Ülke ve üniversite yöneticilerinin hata yaptıkları yerlerde, eksik yaptıkları işlerde vatandaşlarımızın bir araya gelerek veya sivil toplum örgütlerinin izin alarak; hükümet tarafından da izin verilerek medeni ölçüler içinde gösteri yapılması, ülkede düşünceyi geliştirir, sosyal hayatı geliştirir, yönetici, yasa hatalarının düzeltilmesi, insan haklarının korunması konusunda destek sağlar!
Gösteri yeter ki dış kaynaklı organize olmasın!
Gençler ne istiyorlar; üniversite harçlarının kaldırılması veya azaltılmasını mı istiyorlar; konuşacak muhatap bulabilsinler!
Tabanda; tepki, şikâyet, itiraz, düşünme, farkındalık, vatandaşlık bilinci olmadığı için, her hükümetin yaptığı işi kabullenen bir vatandaş kitlesinin varlığının siyasilerce bilinmesi, ülke yönetiminde keyfiyetleri, diretmeleri, oldubittileri, mutsuzlukları da beraberinde getirmektedir!
Devlet (eğer kaldıysa-var ise) ise; gençlerin, öğrencilerin, vatandaşların şikâyetlerini görmemezliğe gelerek, inkâr ederek, kapatarak, örterek, bastırarak, takiyye yaparak, demagoji yaparak hasır altı etmemelidir!
Her şeye itaat eden bir gençlik sadece komünist ülkelerde ve ağır cemaat şartlarında yetişir!
Biz böyle bir gençlik istemiyoruz!
Gençlerimizi dinlemek, onlardan yeni bilgileri, yeni gelişmeleri öğrenmek istiyoruz!
Gençleri susturmak ne kadar hatalı ise, o gençlere: “Yumurtaları pişirip de atsaydılar daha etkili olurdu” demek de aynı derecede hatalı ve amaca hizmet etmekten başka kargaşa ortamı yaratmak isteyen bir temennidir!
Polis, geleceğimizi emanet edeceğimiz gençlere; “Bizim, kendi evlatlarımız” gözüyle bakıp, ona göre hareket etmelidir!

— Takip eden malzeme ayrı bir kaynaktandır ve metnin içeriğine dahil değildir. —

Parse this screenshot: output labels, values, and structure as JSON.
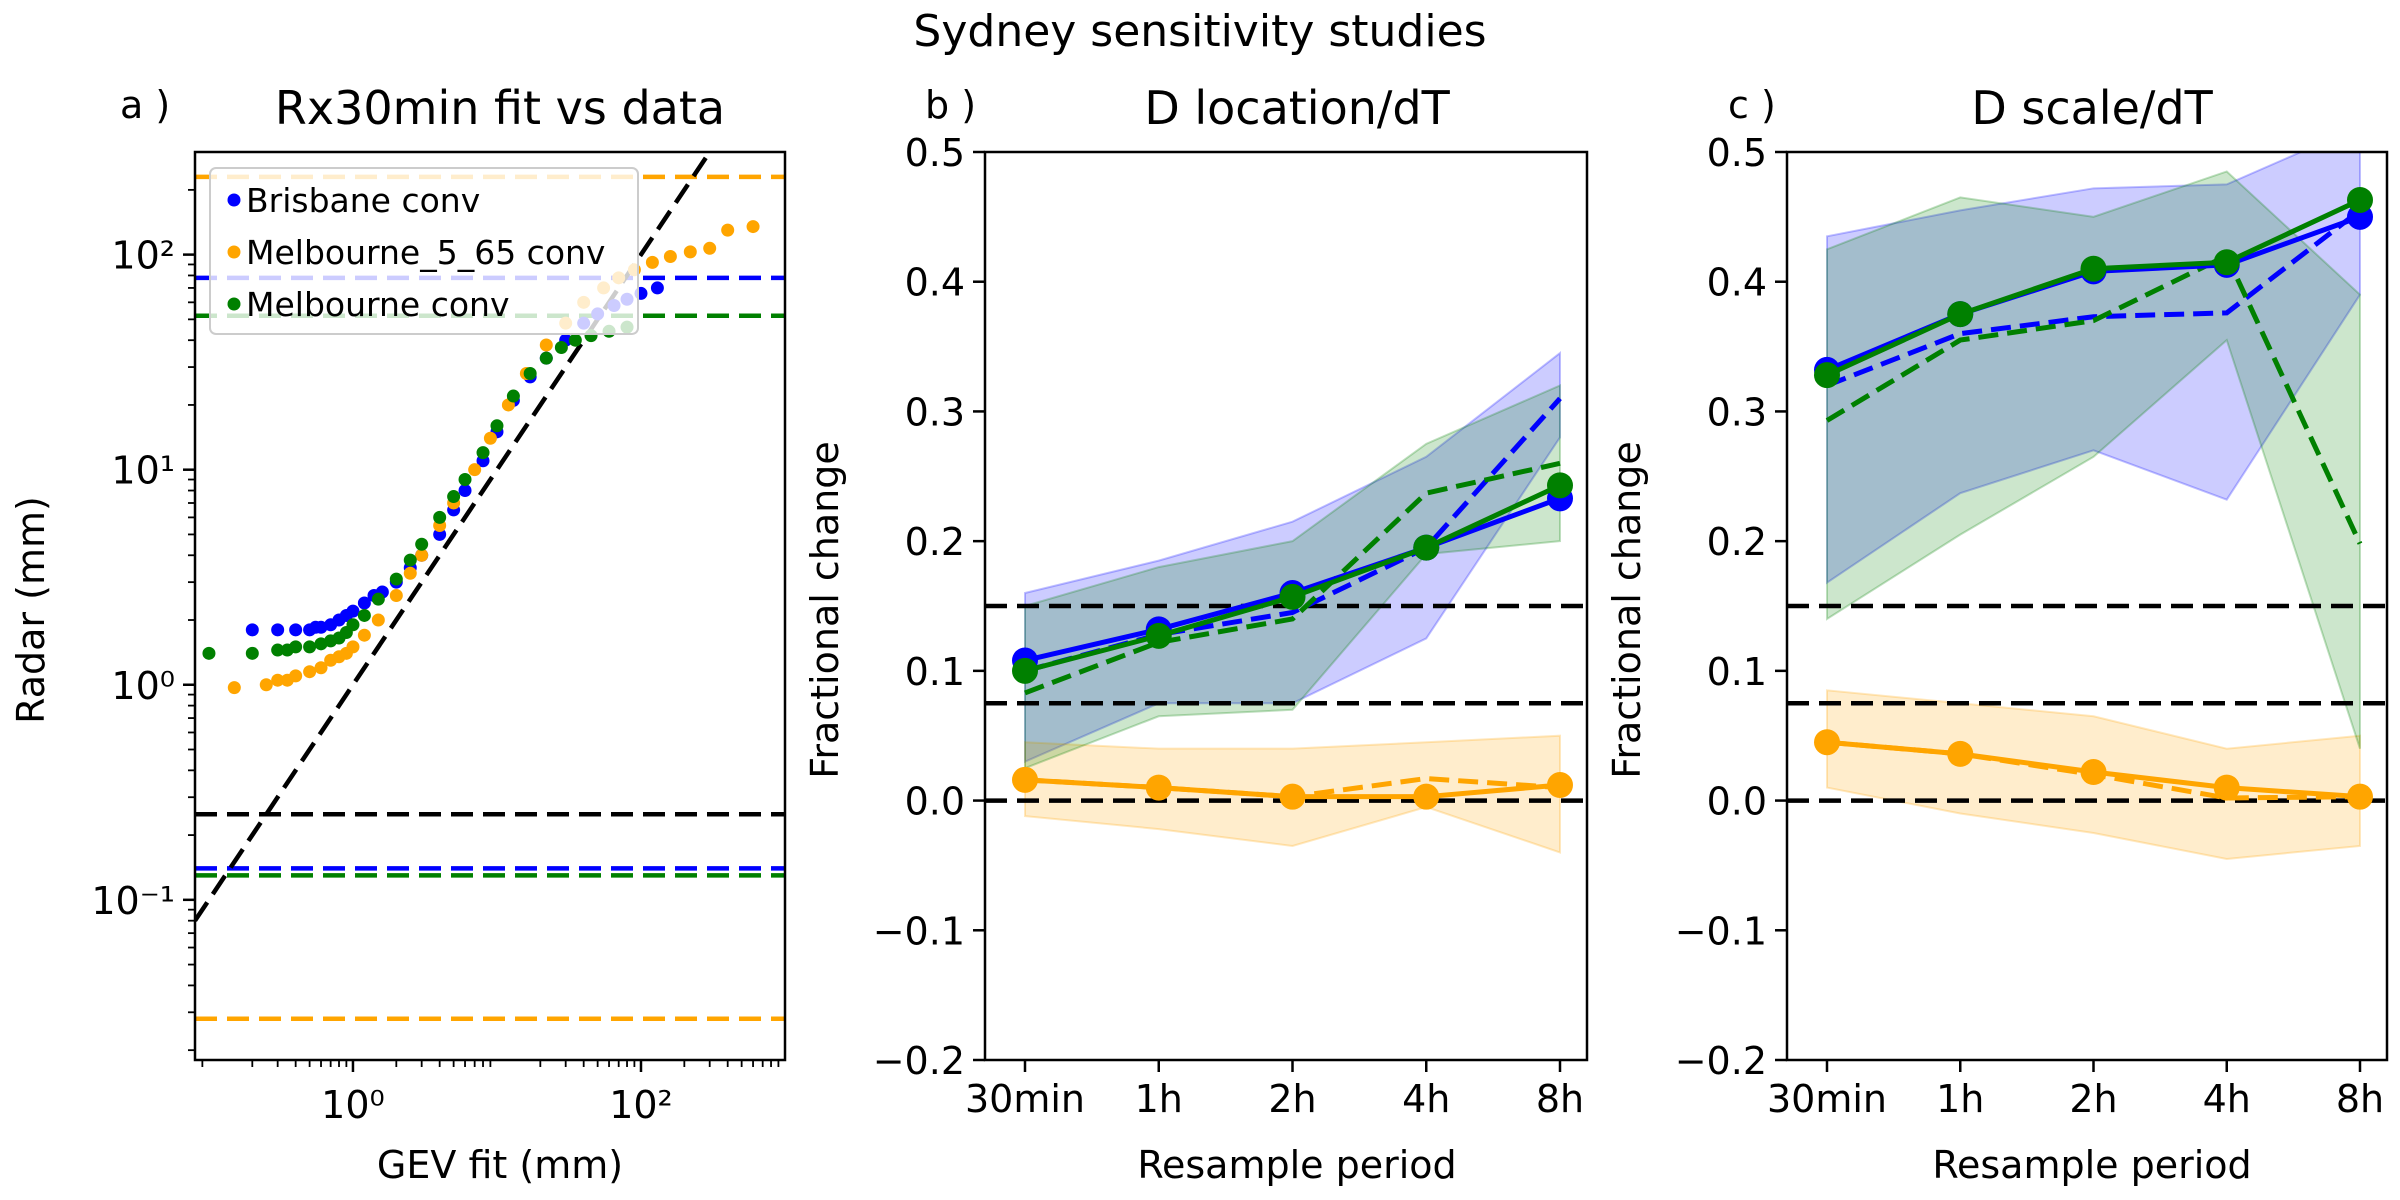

Gençlerde, “Bu polis; benim vatanımın, kendi milletimin polisi” diye düşünmelidir!
Ne anarşist gençlik, ne polis devleti, ikisi de küresel güçlere hizmet eder!
Düşünen, tartışan, okuyan, kavga eden, hakkını aramasını bilen, savaşçı, yönetmeye talip, gösteri yapmasını bilen, provokatörleri tanıyıp dışlayabilen, kışkırtılmaya yüz vermeyen eksenini milli eksende tutan gençlik istiyoruz!
Memleketin meselelerini bilip, meseleleri görüp, anlayan, değerlendiren, bağımsız fikirli, bağımsızlığa odaklanmış kafası ve fikriyle savaşacak gençlik istiyoruz!
Vatanı sevmek, vatan için bir şey yapabilmenin özü; budur!